Moody's said the action is in response to American Plumbing's significantly weaker than expected first half 2002 operating results and Moody's expectation that the company's commercial construction business will face continued weakness well into 2003.

In addition, the company's potential liquidity was affected, as it was obliged (as part of its having to seek two separate amendments from its bank group) to accept a reduction in its bank credit facility, from $95 million to $90 million through year-end 2002, to $85 million in 2003, and to $80 million in 2004, Moody's noted.
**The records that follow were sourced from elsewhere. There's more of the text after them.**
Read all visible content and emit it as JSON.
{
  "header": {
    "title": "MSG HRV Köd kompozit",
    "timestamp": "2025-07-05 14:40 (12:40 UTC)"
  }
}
With borrowings of $72 million under the line as of June 30, 2002, American Plumbing has $18 million of available borrowing capacity for the balance of this year and reduced capacity thereafter.
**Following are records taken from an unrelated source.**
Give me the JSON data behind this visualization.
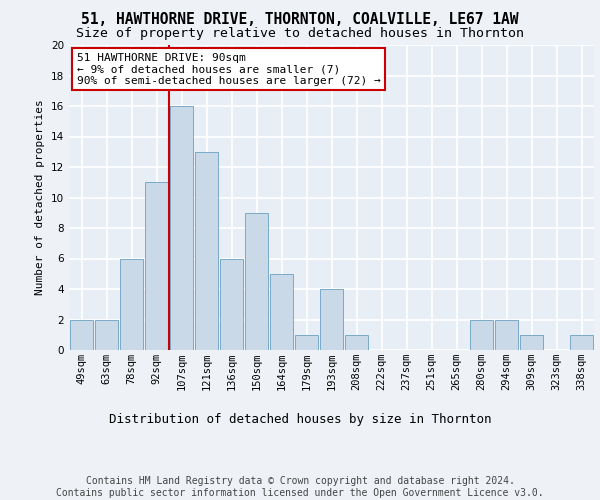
{
  "title1": "51, HAWTHORNE DRIVE, THORNTON, COALVILLE, LE67 1AW",
  "title2": "Size of property relative to detached houses in Thornton",
  "xlabel": "Distribution of detached houses by size in Thornton",
  "ylabel": "Number of detached properties",
  "footnote": "Contains HM Land Registry data © Crown copyright and database right 2024.\nContains public sector information licensed under the Open Government Licence v3.0.",
  "bin_labels": [
    "49sqm",
    "63sqm",
    "78sqm",
    "92sqm",
    "107sqm",
    "121sqm",
    "136sqm",
    "150sqm",
    "164sqm",
    "179sqm",
    "193sqm",
    "208sqm",
    "222sqm",
    "237sqm",
    "251sqm",
    "265sqm",
    "280sqm",
    "294sqm",
    "309sqm",
    "323sqm",
    "338sqm"
  ],
  "bar_values": [
    2,
    2,
    6,
    11,
    16,
    13,
    6,
    9,
    5,
    1,
    4,
    1,
    0,
    0,
    0,
    0,
    2,
    2,
    1,
    0,
    1
  ],
  "bar_color": "#c9d9e8",
  "bar_edge_color": "#7aaac8",
  "subject_line_color": "#cc0000",
  "annotation_text": "51 HAWTHORNE DRIVE: 90sqm\n← 9% of detached houses are smaller (7)\n90% of semi-detached houses are larger (72) →",
  "annotation_box_color": "white",
  "annotation_box_edge": "#cc0000",
  "ylim": [
    0,
    20
  ],
  "yticks": [
    0,
    2,
    4,
    6,
    8,
    10,
    12,
    14,
    16,
    18,
    20
  ],
  "background_color": "#eef2f7",
  "plot_bg_color": "#e8eef5",
  "grid_color": "white",
  "title1_fontsize": 10.5,
  "title2_fontsize": 9.5,
  "xlabel_fontsize": 9,
  "ylabel_fontsize": 8,
  "tick_fontsize": 7.5,
  "annotation_fontsize": 8,
  "footnote_fontsize": 7
}
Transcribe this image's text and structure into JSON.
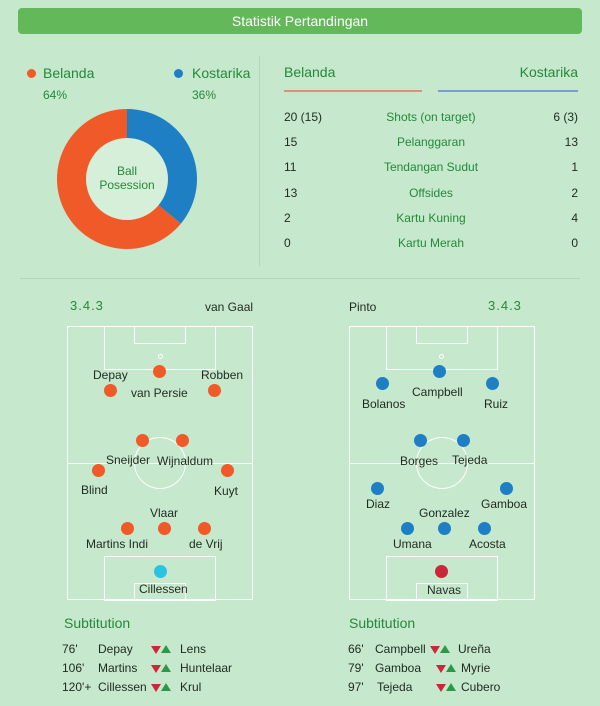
{
  "header": {
    "title": "Statistik Pertandingan"
  },
  "colors": {
    "netherlands": "#f05a28",
    "costa_rica": "#1f7fc4",
    "accent_green": "#24893a",
    "header_bg": "#63b85a"
  },
  "possession": {
    "center_label_line1": "Ball",
    "center_label_line2": "Posession",
    "home": {
      "name": "Belanda",
      "pct_label": "64%",
      "pct": 64
    },
    "away": {
      "name": "Kostarika",
      "pct_label": "36%",
      "pct": 36
    }
  },
  "stats": {
    "home_label": "Belanda",
    "away_label": "Kostarika",
    "rows": [
      {
        "home": "20 (15)",
        "label": "Shots (on target)",
        "away": "6 (3)"
      },
      {
        "home": "15",
        "label": "Pelanggaran",
        "away": "13"
      },
      {
        "home": "11",
        "label": "Tendangan Sudut",
        "away": "1"
      },
      {
        "home": "13",
        "label": "Offsides",
        "away": "2"
      },
      {
        "home": "2",
        "label": "Kartu Kuning",
        "away": "4"
      },
      {
        "home": "0",
        "label": "Kartu Merah",
        "away": "0"
      }
    ]
  },
  "lineups": {
    "home": {
      "formation": "3.4.3",
      "coach": "van Gaal",
      "players": [
        "Depay",
        "van Persie",
        "Robben",
        "Sneijder",
        "Wijnaldum",
        "Blind",
        "Kuyt",
        "Vlaar",
        "Martins Indi",
        "de Vrij",
        "Cillessen"
      ]
    },
    "away": {
      "formation": "3.4.3",
      "coach": "Pinto",
      "players": [
        "Campbell",
        "Bolanos",
        "Ruiz",
        "Borges",
        "Tejeda",
        "Diaz",
        "Gamboa",
        "Gonzalez",
        "Umana",
        "Acosta",
        "Navas"
      ]
    }
  },
  "substitutions": {
    "home": {
      "title": "Subtitution",
      "rows": [
        {
          "minute": "76'",
          "out": "Depay",
          "in": "Lens"
        },
        {
          "minute": "106'",
          "out": "Martins",
          "in": "Huntelaar"
        },
        {
          "minute": "120'+",
          "out": "Cillessen",
          "in": "Krul"
        }
      ]
    },
    "away": {
      "title": "Subtitution",
      "rows": [
        {
          "minute": "66'",
          "out": "Campbell",
          "in": "Ureña"
        },
        {
          "minute": "79'",
          "out": "Gamboa",
          "in": "Myrie"
        },
        {
          "minute": "97'",
          "out": "Tejeda",
          "in": "Cubero"
        }
      ]
    }
  }
}
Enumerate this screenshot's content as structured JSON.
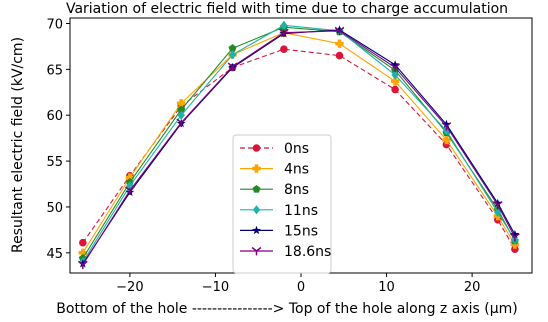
{
  "chart_data": {
    "type": "line",
    "title": "Variation of electric field with time due to charge accumulation",
    "xlabel": "Bottom of the hole ----------------> Top of the hole along z axis (μm)",
    "ylabel": "Resultant electric field (kV/cm)",
    "xlim": [
      -27,
      27
    ],
    "ylim": [
      42.8,
      70.6
    ],
    "xticks": [
      -20,
      -10,
      0,
      10,
      20
    ],
    "yticks": [
      45,
      50,
      55,
      60,
      65,
      70
    ],
    "grid": false,
    "legend_position": "lower-center",
    "x": [
      -25.5,
      -20,
      -14,
      -8,
      -2,
      4.5,
      11,
      17,
      23,
      25
    ],
    "series": [
      {
        "name": "0ns",
        "color": "#dc143c",
        "dash": "dashed",
        "marker": "circle",
        "values": [
          46.1,
          53.4,
          61.0,
          65.2,
          67.2,
          66.5,
          62.8,
          56.8,
          48.6,
          45.4
        ]
      },
      {
        "name": "4ns",
        "color": "#ffa500",
        "dash": "solid",
        "marker": "plus",
        "values": [
          45.0,
          53.2,
          61.3,
          66.6,
          69.0,
          67.8,
          63.7,
          57.3,
          49.0,
          45.9
        ]
      },
      {
        "name": "8ns",
        "color": "#228b22",
        "dash": "solid",
        "marker": "pentagon",
        "values": [
          44.4,
          52.7,
          60.6,
          67.3,
          69.6,
          69.1,
          64.9,
          58.1,
          49.7,
          46.3
        ]
      },
      {
        "name": "11ns",
        "color": "#20b2aa",
        "dash": "solid",
        "marker": "diamond",
        "values": [
          44.0,
          52.3,
          60.0,
          66.6,
          69.8,
          69.2,
          64.4,
          58.3,
          49.4,
          46.4
        ]
      },
      {
        "name": "15ns",
        "color": "#000080",
        "dash": "solid",
        "marker": "star",
        "values": [
          43.8,
          51.6,
          59.1,
          65.2,
          68.9,
          69.3,
          65.5,
          59.0,
          50.4,
          47.0
        ]
      },
      {
        "name": "18.6ns",
        "color": "#800080",
        "dash": "solid",
        "marker": "tri",
        "values": [
          43.7,
          51.8,
          59.2,
          65.3,
          69.0,
          69.2,
          65.2,
          58.8,
          50.2,
          46.7
        ]
      }
    ]
  }
}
Begun in 1999 as a combination of 10 individual founding companies and having subsequently acquired four additional companies, American Plumbing has been experiencing ongoing integration problems, particularly in its commercial construction business, Moody's said. Once accounting for nearly 30% of total company revenues, this unit has been reduced to 10% of the company mix and will be managed largely for cash flow going forward. However, during late 2001 and early 2002, this unit managed to engage in significant underbidding on various contracts, which led to a $7.3 million pretax write off, the closing of various commercial locations, and the necessity of renegotiating American Plumbing's bank covenants.

S&P takes International Multifoods off watch

Standard & Poor's confirmed International Multifoods Corp.'s and removed them from CreditWatch with developing implications. Ratings affected include International Multifoods' $100 million revolver bank loan due 2006 and $200 million term loan B due 2008 at BB+. The outlook is stable.
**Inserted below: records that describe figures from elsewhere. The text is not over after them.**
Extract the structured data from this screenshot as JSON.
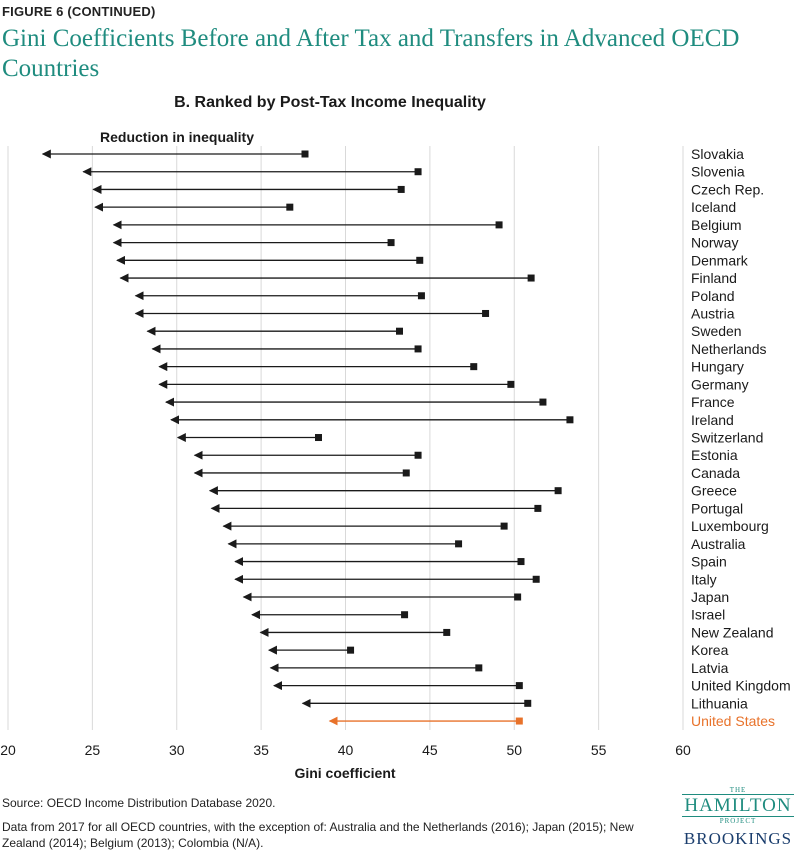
{
  "header": {
    "figure_label": "FIGURE 6 (CONTINUED)",
    "title": "Gini Coefficients Before and After Tax and Transfers in Advanced OECD Countries",
    "subtitle": "B. Ranked by Post-Tax Income Inequality"
  },
  "chart_data": {
    "type": "dumbbell-arrow",
    "annotation": "Reduction in inequality",
    "xlabel": "Gini coefficient",
    "xlim": [
      20,
      60
    ],
    "xticks": [
      20,
      25,
      30,
      35,
      40,
      45,
      50,
      55,
      60
    ],
    "grid": true,
    "colors": {
      "default": "#1a1a1a",
      "highlight": "#e8722a",
      "grid": "#d9d9d9"
    },
    "highlight_country": "United States",
    "countries": [
      {
        "name": "Slovakia",
        "pre_tax": 37.6,
        "post_tax": 22.0
      },
      {
        "name": "Slovenia",
        "pre_tax": 44.3,
        "post_tax": 24.4
      },
      {
        "name": "Czech Rep.",
        "pre_tax": 43.3,
        "post_tax": 25.0
      },
      {
        "name": "Iceland",
        "pre_tax": 36.7,
        "post_tax": 25.1
      },
      {
        "name": "Belgium",
        "pre_tax": 49.1,
        "post_tax": 26.2
      },
      {
        "name": "Norway",
        "pre_tax": 42.7,
        "post_tax": 26.2
      },
      {
        "name": "Denmark",
        "pre_tax": 44.4,
        "post_tax": 26.4
      },
      {
        "name": "Finland",
        "pre_tax": 51.0,
        "post_tax": 26.6
      },
      {
        "name": "Poland",
        "pre_tax": 44.5,
        "post_tax": 27.5
      },
      {
        "name": "Austria",
        "pre_tax": 48.3,
        "post_tax": 27.5
      },
      {
        "name": "Sweden",
        "pre_tax": 43.2,
        "post_tax": 28.2
      },
      {
        "name": "Netherlands",
        "pre_tax": 44.3,
        "post_tax": 28.5
      },
      {
        "name": "Hungary",
        "pre_tax": 47.6,
        "post_tax": 28.9
      },
      {
        "name": "Germany",
        "pre_tax": 49.8,
        "post_tax": 28.9
      },
      {
        "name": "France",
        "pre_tax": 51.7,
        "post_tax": 29.3
      },
      {
        "name": "Ireland",
        "pre_tax": 53.3,
        "post_tax": 29.6
      },
      {
        "name": "Switzerland",
        "pre_tax": 38.4,
        "post_tax": 30.0
      },
      {
        "name": "Estonia",
        "pre_tax": 44.3,
        "post_tax": 31.0
      },
      {
        "name": "Canada",
        "pre_tax": 43.6,
        "post_tax": 31.0
      },
      {
        "name": "Greece",
        "pre_tax": 52.6,
        "post_tax": 31.9
      },
      {
        "name": "Portugal",
        "pre_tax": 51.4,
        "post_tax": 32.0
      },
      {
        "name": "Luxembourg",
        "pre_tax": 49.4,
        "post_tax": 32.7
      },
      {
        "name": "Australia",
        "pre_tax": 46.7,
        "post_tax": 33.0
      },
      {
        "name": "Spain",
        "pre_tax": 50.4,
        "post_tax": 33.4
      },
      {
        "name": "Italy",
        "pre_tax": 51.3,
        "post_tax": 33.4
      },
      {
        "name": "Japan",
        "pre_tax": 50.2,
        "post_tax": 33.9
      },
      {
        "name": "Israel",
        "pre_tax": 43.5,
        "post_tax": 34.4
      },
      {
        "name": "New Zealand",
        "pre_tax": 46.0,
        "post_tax": 34.9
      },
      {
        "name": "Korea",
        "pre_tax": 40.3,
        "post_tax": 35.4
      },
      {
        "name": "Latvia",
        "pre_tax": 47.9,
        "post_tax": 35.5
      },
      {
        "name": "United Kingdom",
        "pre_tax": 50.3,
        "post_tax": 35.7
      },
      {
        "name": "Lithuania",
        "pre_tax": 50.8,
        "post_tax": 37.4
      },
      {
        "name": "United States",
        "pre_tax": 50.3,
        "post_tax": 39.0
      }
    ]
  },
  "footer": {
    "source": "Source:  OECD Income Distribution Database 2020.",
    "note": "Data from 2017 for all OECD countries, with the exception of: Australia and the Netherlands (2016); Japan (2015); New Zealand (2014); Belgium (2013); Colombia (N/A)."
  },
  "logo": {
    "the": "THE",
    "hamilton": "HAMILTON",
    "project": "PROJECT",
    "brookings": "BROOKINGS"
  }
}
S&P said the action follows the completion of International Multifoods' divestiture of its food service distribution business to private equity firm Wellspring Capital Management LLC for about $166 million. The net proceeds from the transaction (about $164 million) and cash on hand were used to repay borrowings under the bank credit facilities. As a result of the September 2002 senior debt prepayment, the company had about $350 million of debt outstanding.

While the company has somewhat improved its financial profile, International Multifoods now focuses solely on the highly competitive U.S. packaged food industry, S&P said.

Furthermore S&P said it expects the company to be acquisitive in the intermediate term after completing the integration of the Pillsbury brand.

Pro forma for the foods service distribution business divestiture and reduced senior debt, total debt to EBITDA will be about 3.2 times and EBITDA coverage of interest is expected to be about 3.5x, S&P said. In addition, the company's operating margins (before D&A) as a percent of sales will improve to the low teens, absent the very low margin food service distribution business. Future debt reduction should be fairly rapid, given expected moderate free cash-flow generation, mandatory excess cash flow sweep requirements, and the expectation that the company's pension plan will remain overfunded. Adequate financial flexibility is provided by a $100 million revolving credit facility, which should remain substantially available (after considering seasonal peak borrowing needs).

S&P puts Trenwick on watch

Standard & Poor's put Trenwick Group Ltd. on CreditWatch with negative implications. Ratings affected include Trenwick America Corp.'s $75 million 6.7% notes due 2003 at BB and Trenwick Capital Trust I's $110 million 8.82% subordinated capital income securities (SKIS) at B.

S&P said the action follows a covenant breach under Trenwick's credit agreement amended and restated as of Sept. 24, 2000, under which letters of credit in the amount of $230 million are issued and outstanding in favor of Lloyd's. The letters of credit expire on Dec. 31, 2005.

Unless renewed or replaced, Trenwick will no longer be able to collateralize its capital requirements to continue operating at Lloyds for the 2003 year of account, S&P said. Should the letters of credit be drawn down by Lloyds, repayment in full by Trenwick to the banks would be due immediately. Under the events of default to the agreement, the banks may also call for full collateralization of the outstanding $230 million letters of credit.